# Probability

• Sep 20th 2007, 02:29 AM
r7iris
Probability
An instructor gives her class a set of 10 porblems with the information that the final exam will consist of a random selection of 5 of them. If a student has figured out how to do 7 of the the problems, what is the probability that the student will answer correctly
a) all 5 problems?
b) at least 4 of the problems?
• Sep 20th 2007, 08:40 AM
ThePerfectHacker
Quote:

Originally Posted by r7iris
An instructor gives her class a set of 10 porblems with the information that the final exam will consist of a random selection of 5 of them. If a student has figured out how to do 7 of the the problems, what is the probability that the student will answer correctly
a) all 5 problems?
b) at least 4 of the problems?

Use the formula ${n\choose m}p^m (1 - p)^{n-m}$.
Where $p=7/10 = .7$ because that is the probability that she knows.
• Sep 20th 2007, 04:09 PM
Soroban
Hello, r7iris!

I think I've worked it out . . .

Quote:

An instructor gives her class a set of 10 problems with the information
that the final exam will consist of a random selection of 5 of them.

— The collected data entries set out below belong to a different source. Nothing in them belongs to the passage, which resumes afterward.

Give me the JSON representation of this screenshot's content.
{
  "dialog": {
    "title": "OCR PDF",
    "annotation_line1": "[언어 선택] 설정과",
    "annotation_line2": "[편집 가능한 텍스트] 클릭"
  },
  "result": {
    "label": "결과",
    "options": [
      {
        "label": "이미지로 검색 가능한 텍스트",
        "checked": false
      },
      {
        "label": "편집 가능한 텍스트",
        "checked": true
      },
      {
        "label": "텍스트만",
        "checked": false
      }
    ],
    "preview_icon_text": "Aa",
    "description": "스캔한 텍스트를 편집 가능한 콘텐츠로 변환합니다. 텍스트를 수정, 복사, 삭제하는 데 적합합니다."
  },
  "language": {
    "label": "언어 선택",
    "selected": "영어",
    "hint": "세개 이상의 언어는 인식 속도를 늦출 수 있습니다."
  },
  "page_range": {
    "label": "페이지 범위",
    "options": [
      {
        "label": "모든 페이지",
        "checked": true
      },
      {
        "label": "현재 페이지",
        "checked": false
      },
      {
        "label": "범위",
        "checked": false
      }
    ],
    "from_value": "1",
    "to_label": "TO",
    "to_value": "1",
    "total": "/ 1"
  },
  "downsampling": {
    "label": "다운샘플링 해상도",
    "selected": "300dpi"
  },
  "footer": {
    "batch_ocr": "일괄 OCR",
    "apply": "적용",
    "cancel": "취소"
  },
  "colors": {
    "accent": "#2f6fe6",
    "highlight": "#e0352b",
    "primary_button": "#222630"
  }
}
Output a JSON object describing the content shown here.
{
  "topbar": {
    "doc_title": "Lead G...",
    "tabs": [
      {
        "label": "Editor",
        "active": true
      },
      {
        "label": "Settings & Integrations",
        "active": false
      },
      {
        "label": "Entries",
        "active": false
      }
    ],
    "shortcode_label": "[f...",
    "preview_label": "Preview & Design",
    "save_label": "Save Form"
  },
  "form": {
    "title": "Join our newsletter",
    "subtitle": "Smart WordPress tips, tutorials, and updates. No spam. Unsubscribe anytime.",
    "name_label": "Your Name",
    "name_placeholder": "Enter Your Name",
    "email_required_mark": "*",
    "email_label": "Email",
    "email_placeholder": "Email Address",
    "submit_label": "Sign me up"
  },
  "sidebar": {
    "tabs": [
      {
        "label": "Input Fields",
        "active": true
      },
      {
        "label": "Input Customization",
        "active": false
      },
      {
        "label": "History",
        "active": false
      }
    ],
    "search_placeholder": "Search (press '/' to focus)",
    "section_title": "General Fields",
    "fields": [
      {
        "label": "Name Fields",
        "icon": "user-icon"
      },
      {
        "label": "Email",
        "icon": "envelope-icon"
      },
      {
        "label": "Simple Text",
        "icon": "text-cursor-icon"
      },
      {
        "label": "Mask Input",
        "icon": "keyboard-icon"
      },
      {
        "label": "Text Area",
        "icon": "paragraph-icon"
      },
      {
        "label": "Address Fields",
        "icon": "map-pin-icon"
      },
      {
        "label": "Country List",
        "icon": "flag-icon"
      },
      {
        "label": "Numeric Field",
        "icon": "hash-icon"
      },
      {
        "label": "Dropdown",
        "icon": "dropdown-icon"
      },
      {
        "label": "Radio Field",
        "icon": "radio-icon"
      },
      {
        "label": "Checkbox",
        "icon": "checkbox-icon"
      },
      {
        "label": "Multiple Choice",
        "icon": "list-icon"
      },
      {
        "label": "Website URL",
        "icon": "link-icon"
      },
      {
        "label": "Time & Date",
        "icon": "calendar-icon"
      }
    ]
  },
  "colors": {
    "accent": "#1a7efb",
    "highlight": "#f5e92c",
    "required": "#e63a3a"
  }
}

If a student has figured out how to do 7 of the the problems,
what is the probability that the student will answer correctly
(a) all 5 problems?
(b) at least 4 of the problems?

(a) It doesn't matter which five problems the instructor picks.
We are concerned with whether the student's seven prepared solutions
. . include the five problems.

There are: . ${10\choose7} \,=\,120$ ways that the student can choose 7 problems.

To get all 5 problems correct, his 7 preparations must include:
. . the 5 problems chosen by the instructor (one way),
. . and any 2 of the other 5 problems: . ${5\choose2} \,=\,10$ ways.
Hence, he has: . $1\cdot10 \:=\:10$ ways to get all 5 problems correct.

Therefore: . $P(\text{5 correct}) \;=\;\frac{10}{120} \;=\;\frac{1}{12}$

(b) To get 4 or 5 problems correct . . .

We already know there are $10$ ways to get 5 correct.

To get 4 correct, he must choose:
. . 4 of the chosen 5 problems: . ${5\choose4} \,=\,5$ ways.
. . and 3 from the other five: . ${5\choose3} \,=\,10$ ways.
Hence, he has: . $5\cdot10 \,=\,50$ ways to get 4 correct.

Therefore, he has: . $10 + 50 \:=\:60$ ways to get 4 or 5 correct
. . and: . $P(\text{4 or 5 correct}) \;=\;\frac{60}{120} \:=\:\frac{1}{2}$